Introduction to Perl for Bioinformatics

About Perl


From the book 'Learning Perl'........

1.1 History of Perl

Perl is short for "Practical Extraction and Report Language," although it has also been called a "Pathologically Eclectic Rubbish Lister." There's no point in arguing which one is more correct, because both are endorsed by Larry Wall, Perl's creator and chief architect, implementor, and maintainer. He created Perl when he was trying to produce some reports from a Usenet-news-like hierarchy of files for a bug-reporting system, and awk ran out of steam. Larry, being the lazy programmer that he is, decided to over-kill the problem with a general-purpose tool that he could use in at least one other place. The result was the first version of Perl.

After playing with this version of Perl a bit, adding stuff here and there, Larry released it to the community of Usenet readers, commonly known as "the Net." The users on this ragtag fugitive fleet of systems around the world (tens of thousands of them) gave him feedback, asking for ways to do this, that, or the other, many of which Larry had never envisioned his little Perl handling.

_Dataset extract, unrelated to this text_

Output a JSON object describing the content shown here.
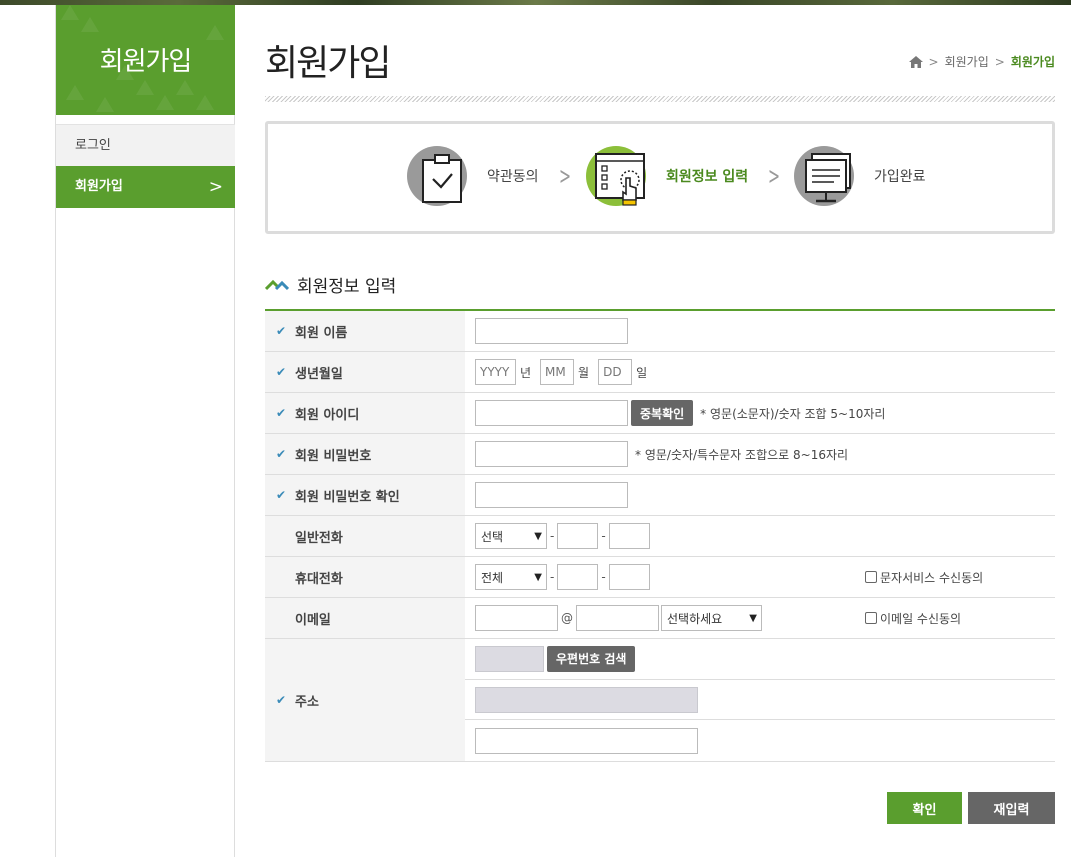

But as a result, Perl grew, and grew, and grew, at about the same rate as the UNIX operating system. (For you newcomers, the entire UNIX kernel used to fit in 32K! And now we're lucky if we can get it in under a few meg.) It grew in features. It grew in portability. What was once a little language now had over a thousand pages of documentation split across dozens of different manpages, a 600-page Nutshell reference book, a handful of Usenet newsgroups with 200,000 subscribers, and now this gentle introduction.

Larry is no longer the sole maintainer of Perl, but retains his executive title of chief architect. And Perl is still growing.

1.2 Purpose of Perl

Perl is designed to assist the programmer with common tasks that are probably too heavy or too portability-sensitive for the shell, and yet too weird or short-lived or complicated to code in C or some other UNIX glue language.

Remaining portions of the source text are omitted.